In August Wilson's play "The Piano Lesson," the nkisi is a piano. Carved by a slave with the faces of family members who had been sold so that his master could afford to purchase the piano, and stolen back at a terrible price by the artist's sons, the piano represents, for one African-American family in Depression-era America, a spiritual and artistic heritage that both defines and haunts them. The piano is haunted, possessed both by the black family immortalized in the carvings, and the white family who enslaved them.

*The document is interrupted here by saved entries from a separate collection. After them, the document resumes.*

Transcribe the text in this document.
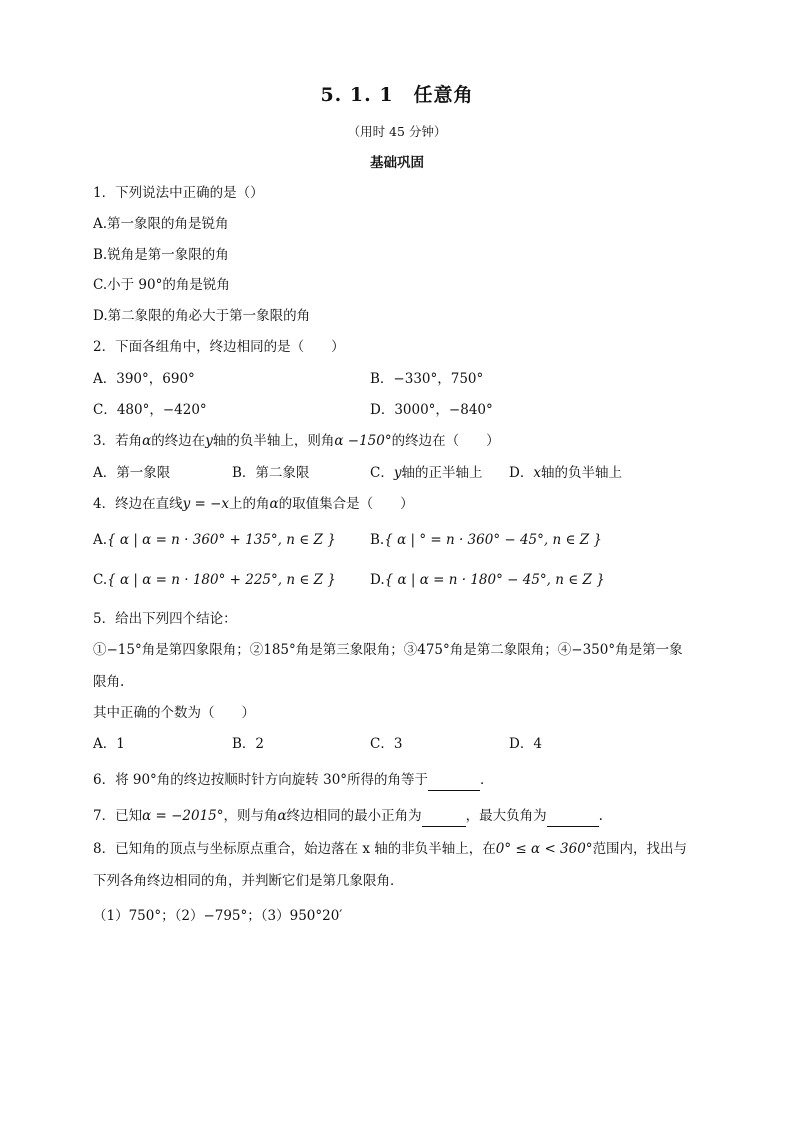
5. 1. 1　任意角
（用时 45 分钟）
基础巩固
1．下列说法中正确的是（）
A.第一象限的角是锐角
B.锐角是第一象限的角
C.小于 90°的角是锐角
D.第二象限的角必大于第一象限的角
2．下面各组角中，终边相同的是（　　）
A．390°，690°	B．−330°，750°
C．480°，−420°	D．3000°，−840°
3．若角α的终边在y轴的负半轴上，则角α −150°的终边在（　　）
A．第一象限	B．第二象限	C．y轴的正半轴上 D．x轴的负半轴上
4．终边在直线y = −x上的角α的取值集合是（　　）
A.{ α | α = n · 360° + 135°, n ∈ Z }	B.{ α | ° = n · 360° − 45°, n ∈ Z }
C.{ α | α = n · 180° + 225°, n ∈ Z }	D.{ α | α = n · 180° − 45°, n ∈ Z }
5．给出下列四个结论：
①−15°角是第四象限角；②185°角是第三象限角；③475°角是第二象限角；④−350°角是第一象
限角.
其中正确的个数为（　　）
A．1	B．2	C．3	D．4
6．将 90°角的终边按顺时针方向旋转 30°所得的角等于	．
7．已知α = −2015°，则与角α终边相同的最小正角为	，最大负角为	.
8．已知角的顶点与坐标原点重合，始边落在 x 轴的非负半轴上，在0° ≤ α < 360°范围内，找出与
下列各角终边相同的角，并判断它们是第几象限角．
（1）750°；（2）−795°；（3）950°20′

"The Piano Lesson" involves the heirs to this blood-soaked legacy, a brother and a sister, battling over possession of the piano, and whether to preserve or abandon their haunted heritage. The young, all African-American cast of this excellent SUNY Fredonia production brings this haunted legacy to new life. The extraordinary power in these performances lies in the nuance and depth that each young actor gives to roles that could in less capable hands would lapse into stereotype. David Quinones plays the family elder, Uncle Doaker, with a quiet dignity and weariness nuanced by a largely understated struggle with his own involvement in the family's violent history. Daniel Astacio and Nakiya Peterkin as the embattled siblings Boy Willie and Berniece both accomplish the incredibly difficult task of playing characters who are equally trapped in their own opposing perspectives and struggling to do the right thing with their legacy. Astacio particularly astonishes with his ability to evolve the initially insufferable character he plays to a truly sympathetic, fully-realized individual, and Peterkin plays a woman trapped in mourning with bittersweet gravity. Peterkin shares this role on alternate evenings with Siobhan Hunter, who has given standout performances in other roles. Alex Grayson as Lymon also manages to deepen a role that could be played as a stock hustler, embodying instead a gentle if slightly lost spirit beneath his seeming amorality and passivity. Joshua Johnson as Avery plays a pastor with similar complexity, whose Christianity matter-of-factly incorporates older African practices. Johnson alternates this role with Nicholas Bernard. Eric Wilbon brings levity and comic relief as well as valuable exposition as washed-up musician Wining Boy. Dominique Kempf plays daughter Maretha with a kind of sorrowful innocence.
The stage crew deserve as much credit as the cast for the extraordinary quality of this production. The family piano, as much a character as any of the actors, has real African-style carvings. Designed by Props Master Theresa Pierce and hand-carved by Chad Healy, the work took nearly a month. Lighting, sound, and set all impeccably create and maintain just the right moodiness.
Director Tom Loughlin, Distinguished Teaching Professor, chair of the Theater and Dance Department, calls this play, the first in Fredonia to feature an all-African-American cast and to stage August Wilson's important work, "a personal highlight of my career as an artist on this campus." He, and everybody involved in this production, have every reason to be proud of what they have accomplished.
Performances are planned in Bartlett Theatre at Rockefeller Arts Center on the SUNY Fredonia campus. Remaining dates and show times are a matinee today at 2 p.m., and Dec. 6, 7 and 8 at 7:30 p.m. The play includes strong language and sexual situations, and is not appropriate for children. Tickets are available through the SUNY Fredonia Ticket Office in the Williams Center, 673-3501 or www.tickets.fredonia.edu.
Shannon McRae is an associate professor of English at SUNY Fredonia.